Energy prices running at half those in Germany have lured BASF investment to the Gulf Coast region, with potential plans to build an ammonia plant in partnership with Norwegian fertilizer maker Yara International ASA. (YAR) A Port Arthur cracker has been expanded and updated to use lighter feedstock such as gas and ethane, and BASF may look at producing propane- and butane-based materials in the U.S., Bock said.
Within enzymes, the German chemical maker has so far been tentative compared with DuPont and Royal DSM NV. (DSM) It bought San Diego-based Verenium Corp. for about $62 million this year to gain a gene pool that can be combined with its existing enzymes.

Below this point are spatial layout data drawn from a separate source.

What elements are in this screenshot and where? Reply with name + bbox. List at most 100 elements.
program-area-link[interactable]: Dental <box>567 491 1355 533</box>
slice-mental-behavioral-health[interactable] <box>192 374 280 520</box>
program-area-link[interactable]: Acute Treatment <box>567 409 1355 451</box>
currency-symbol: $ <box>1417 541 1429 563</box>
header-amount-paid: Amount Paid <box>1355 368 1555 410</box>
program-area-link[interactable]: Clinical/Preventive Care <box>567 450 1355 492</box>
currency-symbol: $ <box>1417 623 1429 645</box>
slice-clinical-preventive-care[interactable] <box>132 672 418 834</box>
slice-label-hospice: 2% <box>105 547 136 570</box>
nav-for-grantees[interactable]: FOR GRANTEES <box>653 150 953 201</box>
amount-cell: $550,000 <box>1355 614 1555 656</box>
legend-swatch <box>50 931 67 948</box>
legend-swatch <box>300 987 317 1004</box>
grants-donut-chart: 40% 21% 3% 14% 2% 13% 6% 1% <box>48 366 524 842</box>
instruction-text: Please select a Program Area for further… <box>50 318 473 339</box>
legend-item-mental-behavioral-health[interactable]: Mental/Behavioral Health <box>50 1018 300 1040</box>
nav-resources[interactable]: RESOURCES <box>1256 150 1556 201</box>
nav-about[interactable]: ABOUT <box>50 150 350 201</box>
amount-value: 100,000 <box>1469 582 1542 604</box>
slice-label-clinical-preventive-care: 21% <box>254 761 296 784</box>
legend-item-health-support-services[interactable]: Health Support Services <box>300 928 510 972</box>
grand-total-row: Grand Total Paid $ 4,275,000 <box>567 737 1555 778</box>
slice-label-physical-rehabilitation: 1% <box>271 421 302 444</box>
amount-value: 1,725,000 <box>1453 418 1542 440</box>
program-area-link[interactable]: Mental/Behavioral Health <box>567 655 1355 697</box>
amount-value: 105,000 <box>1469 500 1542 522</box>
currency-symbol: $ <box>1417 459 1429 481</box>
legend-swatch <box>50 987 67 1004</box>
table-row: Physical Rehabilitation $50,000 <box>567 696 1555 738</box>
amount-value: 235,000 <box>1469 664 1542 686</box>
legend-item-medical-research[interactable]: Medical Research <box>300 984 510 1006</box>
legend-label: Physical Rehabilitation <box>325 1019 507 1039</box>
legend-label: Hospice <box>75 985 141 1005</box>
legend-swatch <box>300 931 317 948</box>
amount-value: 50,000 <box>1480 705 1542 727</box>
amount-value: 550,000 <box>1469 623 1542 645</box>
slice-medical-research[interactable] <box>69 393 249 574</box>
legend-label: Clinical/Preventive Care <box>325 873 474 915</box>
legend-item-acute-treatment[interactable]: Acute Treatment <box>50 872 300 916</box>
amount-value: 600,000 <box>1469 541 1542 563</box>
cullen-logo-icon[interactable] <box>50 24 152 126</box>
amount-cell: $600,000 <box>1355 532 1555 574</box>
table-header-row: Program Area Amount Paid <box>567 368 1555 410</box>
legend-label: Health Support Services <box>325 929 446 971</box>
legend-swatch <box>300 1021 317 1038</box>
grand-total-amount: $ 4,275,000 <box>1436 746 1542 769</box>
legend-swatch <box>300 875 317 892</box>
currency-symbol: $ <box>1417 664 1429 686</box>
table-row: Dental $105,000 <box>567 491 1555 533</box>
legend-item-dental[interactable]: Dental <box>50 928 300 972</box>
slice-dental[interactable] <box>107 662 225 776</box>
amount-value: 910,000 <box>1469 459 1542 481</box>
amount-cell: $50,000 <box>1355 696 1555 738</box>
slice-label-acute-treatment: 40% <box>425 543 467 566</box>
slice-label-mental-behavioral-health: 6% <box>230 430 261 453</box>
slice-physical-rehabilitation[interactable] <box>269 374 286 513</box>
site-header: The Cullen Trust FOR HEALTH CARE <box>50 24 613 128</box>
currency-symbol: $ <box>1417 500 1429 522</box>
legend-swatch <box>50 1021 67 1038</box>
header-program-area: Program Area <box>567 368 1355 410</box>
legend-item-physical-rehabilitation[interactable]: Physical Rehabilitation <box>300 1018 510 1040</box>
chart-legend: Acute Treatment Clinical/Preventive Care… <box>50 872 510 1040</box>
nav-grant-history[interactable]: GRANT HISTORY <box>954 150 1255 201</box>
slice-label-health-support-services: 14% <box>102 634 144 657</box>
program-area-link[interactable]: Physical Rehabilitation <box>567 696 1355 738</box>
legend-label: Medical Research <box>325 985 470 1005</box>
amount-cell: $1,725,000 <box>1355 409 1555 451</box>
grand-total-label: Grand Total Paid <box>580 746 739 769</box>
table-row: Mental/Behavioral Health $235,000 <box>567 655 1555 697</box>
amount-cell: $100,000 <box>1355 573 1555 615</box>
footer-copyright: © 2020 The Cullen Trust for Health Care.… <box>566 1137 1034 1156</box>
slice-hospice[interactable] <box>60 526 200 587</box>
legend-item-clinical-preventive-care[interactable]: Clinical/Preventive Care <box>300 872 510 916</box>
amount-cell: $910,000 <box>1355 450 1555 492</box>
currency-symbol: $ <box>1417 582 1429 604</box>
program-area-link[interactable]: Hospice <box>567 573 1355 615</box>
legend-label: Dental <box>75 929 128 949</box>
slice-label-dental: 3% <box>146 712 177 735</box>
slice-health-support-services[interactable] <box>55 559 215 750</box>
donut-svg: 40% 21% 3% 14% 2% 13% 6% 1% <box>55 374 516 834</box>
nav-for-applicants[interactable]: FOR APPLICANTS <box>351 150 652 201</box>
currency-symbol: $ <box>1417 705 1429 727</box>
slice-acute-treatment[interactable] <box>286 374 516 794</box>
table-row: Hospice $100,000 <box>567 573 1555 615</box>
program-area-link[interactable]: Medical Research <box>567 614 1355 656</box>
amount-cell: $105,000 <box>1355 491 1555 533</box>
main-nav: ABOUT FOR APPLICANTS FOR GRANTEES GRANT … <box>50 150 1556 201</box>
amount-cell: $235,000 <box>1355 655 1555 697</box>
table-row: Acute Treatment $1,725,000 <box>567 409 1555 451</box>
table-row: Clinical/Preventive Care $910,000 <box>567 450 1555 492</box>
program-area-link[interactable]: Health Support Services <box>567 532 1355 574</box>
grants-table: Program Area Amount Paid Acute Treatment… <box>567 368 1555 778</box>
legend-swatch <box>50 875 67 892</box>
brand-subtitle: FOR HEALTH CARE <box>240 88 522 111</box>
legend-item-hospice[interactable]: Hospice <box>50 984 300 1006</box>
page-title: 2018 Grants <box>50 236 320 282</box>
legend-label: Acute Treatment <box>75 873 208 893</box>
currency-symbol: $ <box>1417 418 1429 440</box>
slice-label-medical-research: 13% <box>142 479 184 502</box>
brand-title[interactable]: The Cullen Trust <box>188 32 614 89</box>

BASF is taking a defensive approach in this field, where the jury is still out on its potential to replace traditional oil-based chemicals, Bock said. Rather than seek to topple market leader Novozymes, BASF will make inroads into bio-based chemicals in a more selective way, targeting the most complex products and molecules, such as vitamin B12 as well as acrylic acid.
“We never had this dramatic push to shift the entire company now into that direction,” Bock said. “It’s the way we see the world. There are the die-hard petrochemical folks who will say it’s stupid to even spend money there. I don’t think that is the case, but you have to pick the right fields.”